Las exposiciones sobre la España medieval y andalusí tienen un dulce aire común: ese aire remoto sembrado de perfumes, sabores y texturas conformando una música ambiental de ensoñación y abandono. El distanciamiento temporal potencia lo pintoresco y purifica el índice de las sensaciones emergidas ante las formas culturales. El mundo medieval queda muy lejos, escapa de una reacción inmediata de indignación o desconcierto: está ingenuamente ordenado en las  miniaturas de los pálidos códices que tan encantadoramente se nos presentan a la atención. Y llegamos a admitir que como testimonio gráfico de la Edad Media, estas miniaturas son lo más significativo de tantos años de rigor y magia, de pasión religiosa y concepción del mundo.
El sábado pasado visité con premura, era el último día, una exposición sobre el gobierno de Mardisi, un líder árabe, en la zona de Murcia. Como acabo de comentar, esas impresiones generales de carácter exótico volvieron a producirse y ello me hizo reflexionar. Cómo es que en los lugares en los que he vivido y vivo, se produjese una civilización y unas culturas que al evocarlas a través del tiempo y de la historia acaben conformando una imagen tan edénica y exótica, tan curiosa y fascinadora.  Admitiendo esta proximidad espacial, es el dato temporal el que porta la información desasosegante: el domeñamiento de la naturaleza, la conversión del campo en huerta exuberante ¿se hubiera dado sin la intervención de esa cultura extraña que representaban los árabes?



Lo medieval está signado por un aura de encanto e inmaterialidad. Me refiero al contundente medievo cristiano. Pero hay que contar, aunque ello me produzca cierta estupefacción, con ese lapsus que del mismo modo que, sorpresivamente, se dio y aconteció, se revolvió más o menos paulatinamente sobre sí mismo y desapareció de las tierras hispanas: el lapsus andalusí.




Las exposiciones sobre civilizaciones pasadas o culturas antiguas poseen, independientemente de sus intenciones didácticas, un poder narcótico. Esa sucesión de fascinadoras inscripciones  sobre estucos o granulosos fragmentos de piedra, esas delicadas jarritas de cristal en las que son visibles las junturas pegadas, esas arquetas de marfil de tan delicada factura, esos humildes pero efectivos candiles que arrojarían cimbreantes sombras sobre los lienzos de las paredes, esos cuencos, esos jarrones, esas piececitas de oro o plata, que nos hablan de la vida doméstica, de la vida íntima, esas piezas representando animales fantásticos o leyendas sagradas, esos restos de una columna, o de un capitel solitario, esos dibujos descoloridos de figuras apenas discernibles sobre porosas superficies que parecieran disolverse en las manos si osáramos oprimirlas: toda esta sucesión de objetos no son meros recuerdos de una plenitud perdida, son testigos todavía, de un habitar y de un poseer la tierra y el mundo. Y las cadencias que los llevan a nuestra percepción y memoria definen una realidad: el orden, la belleza que la cultura en cuestión, encarnó y a través de la cual entendió el universo. 

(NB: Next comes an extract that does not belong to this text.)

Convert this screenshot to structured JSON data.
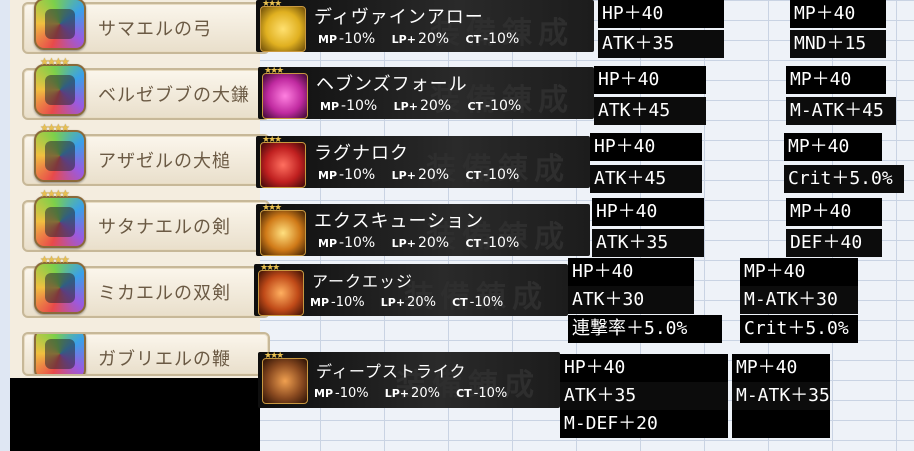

Yo me siento feliz contemplando estos fragmentos históricos: son muestras efectivas de una soberanía, la que representó la civilización que las produjo. Me siento, además tranquilo, porque a pesar de las condiciones que también toda religión, cultura o sociedad lleva consigo mientras que se sucede su fenómeno, lo que tales fragmentos me relatan es la articulación de una inteligencia global y precisa según su ámbito, cómo ese animal simbolicum que es el hombre, transformado en ente social, ha construido y expandido los límites de su conocimiento, respondiendo a las necesidades que tal sociedad planteaba para existir cómodamente. De ahí lo de la soberanía. Contemplando estos fragmentos de aquella época, de aquel medievo místico y arcaico a la vez, resulta ingenuo establecer competencias entre lo antiguo y lo moderno, imaginar un enfrentamiento en desarrollos y hallazgos. Los objetos que contemplo son la respuesta al misterio de la vida y a los jalones de su progreso. El hombre medieval vivió su orden, su intensidad y quizá, también, sufrió por lo que todavía ni soñaba alcanzar. Cada época cubre un límite, rellena un protocolo tácito, articula sus gradaciones simbólicas, establece los compartimentos estancos en los que dar solución a lo que entonces se demandaba a ese respecto. Luego, establecidos los confines de las culturas, empieza el juego histórico de las comparaciones y las digresiones, la tendencia falsaria de las comparaciones y los encasillamientos. Teniendo ante nosotros todo lo que sobre mítica, filosofía se escribió en el  medievo, lo que supusieron las construcciones de catedrales, el material empleado en vidrieras, en códices, en música, resulta normal la indignación de un Umberto Eco en su día, con respecto a los estereotipos sobre este período.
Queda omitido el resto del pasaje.